Alessandro, la tua storia inizia lontano dai forni… o almeno così sembra.
«Esatto! (sorride) Mi sono laureato in Economia alla Sapienza di Roma e ho iniziato a fare il commercialista. Ho fatto il tirocinio, preso l’abilitazione e per un po’ ho portato avanti quella vita da scrivania. Ma dentro di me qualcosa ribolliva.»
Già allora la farina ti chiamava?
«Sempre! Sono figlio di ristoratore, mio padre ha avuto pizzerie per tutta la vita. Ancora oggi gestiamo La Mimosa, la pizzeria di famiglia aperta nell’86 a Corigliano-Rossano. Già da studente passavo i weekend lì, tra impasti e forno. Dopo qualche anno da commercialista, ho capito che la mia vera strada era un’altra. E così ho mollato tutto per l’arte bianca. È stata una folgorazione!»
Dalle arti marziali alle arti bianche è un attimo
Hai detto più volte che la disciplina dello sport ti ha aiutato tantissimo.
«È vero. Da ragazzo ho fatto tanto sport: tennis per anni, poi arti marziali, in particolare kung-fu. Quelle discipline ti insegnano controllo, rispetto, costanza. Ti aiutano a restare centrato, anche quando la giornata è pesante. Dopo una giornata di lavoro, tirare qualche calcio e pugno è la miglior terapia! (ride) E sì, dalle arti marziali alle arti bianche è stato davvero un attimo: serve la stessa concentrazione, la stessa pazienza.»

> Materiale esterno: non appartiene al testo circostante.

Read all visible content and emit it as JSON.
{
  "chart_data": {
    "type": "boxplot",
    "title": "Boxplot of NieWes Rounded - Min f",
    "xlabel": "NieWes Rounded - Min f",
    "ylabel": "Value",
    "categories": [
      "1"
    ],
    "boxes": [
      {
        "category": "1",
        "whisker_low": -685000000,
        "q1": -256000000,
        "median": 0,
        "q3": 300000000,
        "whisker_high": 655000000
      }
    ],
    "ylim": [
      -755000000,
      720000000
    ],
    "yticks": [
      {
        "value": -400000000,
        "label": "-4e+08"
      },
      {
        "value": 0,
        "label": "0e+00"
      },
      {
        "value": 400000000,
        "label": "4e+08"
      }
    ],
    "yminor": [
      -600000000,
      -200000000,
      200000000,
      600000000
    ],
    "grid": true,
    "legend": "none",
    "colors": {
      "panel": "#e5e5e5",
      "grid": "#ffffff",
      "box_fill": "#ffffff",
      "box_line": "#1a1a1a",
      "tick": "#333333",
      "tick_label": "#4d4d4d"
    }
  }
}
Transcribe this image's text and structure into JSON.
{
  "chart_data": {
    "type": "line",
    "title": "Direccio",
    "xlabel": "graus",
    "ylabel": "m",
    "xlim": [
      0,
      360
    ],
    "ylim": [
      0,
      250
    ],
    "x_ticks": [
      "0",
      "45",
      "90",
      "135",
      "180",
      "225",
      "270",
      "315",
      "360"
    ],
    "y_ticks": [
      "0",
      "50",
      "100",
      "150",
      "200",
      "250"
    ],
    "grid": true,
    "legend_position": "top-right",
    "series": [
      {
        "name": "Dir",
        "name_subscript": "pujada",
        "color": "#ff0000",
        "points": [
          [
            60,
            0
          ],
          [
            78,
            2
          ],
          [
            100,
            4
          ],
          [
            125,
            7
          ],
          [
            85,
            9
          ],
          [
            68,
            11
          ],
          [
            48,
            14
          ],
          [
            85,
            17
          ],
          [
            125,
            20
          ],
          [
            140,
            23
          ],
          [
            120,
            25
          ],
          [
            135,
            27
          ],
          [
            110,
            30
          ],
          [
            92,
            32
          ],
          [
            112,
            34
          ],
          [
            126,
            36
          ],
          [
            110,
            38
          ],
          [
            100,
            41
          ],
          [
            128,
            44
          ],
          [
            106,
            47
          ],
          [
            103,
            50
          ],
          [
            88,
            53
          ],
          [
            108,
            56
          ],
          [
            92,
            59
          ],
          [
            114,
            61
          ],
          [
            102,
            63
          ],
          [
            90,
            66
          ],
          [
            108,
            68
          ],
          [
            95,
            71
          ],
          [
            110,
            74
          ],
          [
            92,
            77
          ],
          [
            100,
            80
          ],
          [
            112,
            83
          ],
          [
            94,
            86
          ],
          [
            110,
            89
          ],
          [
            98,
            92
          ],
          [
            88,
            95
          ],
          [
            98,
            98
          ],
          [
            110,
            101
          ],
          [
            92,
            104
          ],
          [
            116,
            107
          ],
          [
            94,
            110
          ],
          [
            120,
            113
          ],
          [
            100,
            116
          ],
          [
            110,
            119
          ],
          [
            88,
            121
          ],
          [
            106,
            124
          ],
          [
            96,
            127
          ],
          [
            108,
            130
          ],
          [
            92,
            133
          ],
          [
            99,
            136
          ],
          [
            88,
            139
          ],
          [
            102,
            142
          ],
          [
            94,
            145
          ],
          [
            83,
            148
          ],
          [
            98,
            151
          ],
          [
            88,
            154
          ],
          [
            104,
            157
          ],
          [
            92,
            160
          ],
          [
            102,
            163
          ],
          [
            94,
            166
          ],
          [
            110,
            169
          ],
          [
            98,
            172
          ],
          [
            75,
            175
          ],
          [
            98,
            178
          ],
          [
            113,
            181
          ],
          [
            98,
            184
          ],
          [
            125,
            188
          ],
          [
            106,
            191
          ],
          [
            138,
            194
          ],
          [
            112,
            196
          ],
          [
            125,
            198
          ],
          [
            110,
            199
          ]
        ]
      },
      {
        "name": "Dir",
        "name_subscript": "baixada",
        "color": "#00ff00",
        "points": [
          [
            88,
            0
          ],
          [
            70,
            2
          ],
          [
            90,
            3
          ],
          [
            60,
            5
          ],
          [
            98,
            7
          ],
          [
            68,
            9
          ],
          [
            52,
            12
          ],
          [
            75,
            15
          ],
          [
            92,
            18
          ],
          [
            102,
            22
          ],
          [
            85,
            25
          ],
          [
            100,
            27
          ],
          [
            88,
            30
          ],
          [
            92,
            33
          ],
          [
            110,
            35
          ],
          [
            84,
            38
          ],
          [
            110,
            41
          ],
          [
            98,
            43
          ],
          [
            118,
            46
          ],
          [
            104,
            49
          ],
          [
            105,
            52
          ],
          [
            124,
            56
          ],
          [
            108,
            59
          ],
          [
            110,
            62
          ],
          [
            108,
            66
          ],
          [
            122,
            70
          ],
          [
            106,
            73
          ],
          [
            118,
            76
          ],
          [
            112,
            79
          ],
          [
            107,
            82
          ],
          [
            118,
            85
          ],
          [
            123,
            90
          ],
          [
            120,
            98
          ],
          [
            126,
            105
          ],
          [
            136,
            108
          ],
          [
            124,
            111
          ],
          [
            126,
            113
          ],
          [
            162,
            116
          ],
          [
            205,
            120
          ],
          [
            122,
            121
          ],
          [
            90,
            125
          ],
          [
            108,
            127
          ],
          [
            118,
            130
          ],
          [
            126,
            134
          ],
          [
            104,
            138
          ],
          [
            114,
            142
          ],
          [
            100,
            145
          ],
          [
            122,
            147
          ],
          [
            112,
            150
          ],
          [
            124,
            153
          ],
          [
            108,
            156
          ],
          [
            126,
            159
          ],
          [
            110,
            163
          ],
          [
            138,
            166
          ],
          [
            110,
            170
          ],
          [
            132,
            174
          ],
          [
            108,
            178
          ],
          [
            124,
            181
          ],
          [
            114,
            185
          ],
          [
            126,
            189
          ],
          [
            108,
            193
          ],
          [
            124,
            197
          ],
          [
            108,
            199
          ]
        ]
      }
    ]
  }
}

E oggi ti ritrovi a impastare con quello stesso spirito.
«Esatto. Le arti marziali mi hanno insegnato l’equilibrio, e in pizzeria serve ogni giorno: nel lavoro, nei rapporti, anche negli impasti.»
300 Gradi nasce dal desiderio di fare qualcosa di nuovo
Nel 2019 nasce 300 Gradi. Perché questo nome?
«Perché 300 gradi è la temperatura perfetta per la pizza in teglia. Ma anche perché volevo qualcosa di diverso, non la solita visione “a 360 gradi”. 300 Gradi è una visione personale, alternativa, con il mio tocco.»
Cosa rappresenta per te questa seconda insegna, accanto a La Mimosa?
«È il mio spazio creativo. La Mimosa è la storia, la tradizione, la pizza tonda classica. 300 Gradi invece è il presente e il futuro: un luogo contemporaneo dove sperimento e mi metto in gioco.
Siamo partiti con la pizza in teglia alla romana, poi abbiamo aggiunto la pizza tonda, la pala romana e il padellino. E pensa: il padellino, qui, non lo faceva nessuno. Ancora oggi, se vuoi mangiarlo a Corigliano-Rossano, devi venire da noi!»
Quindi una proposta unica sul territorio.
«Sì, assolutamente. È stata una sfida, ma anche una soddisfazione: proporre qualcosa di nuovo, ma sempre con rispetto per la tradizione.»
Una Calabria che si fa sentire — nel piatto e nel cuore
La Calabria è la tua terra, ma anche la tua materia prima.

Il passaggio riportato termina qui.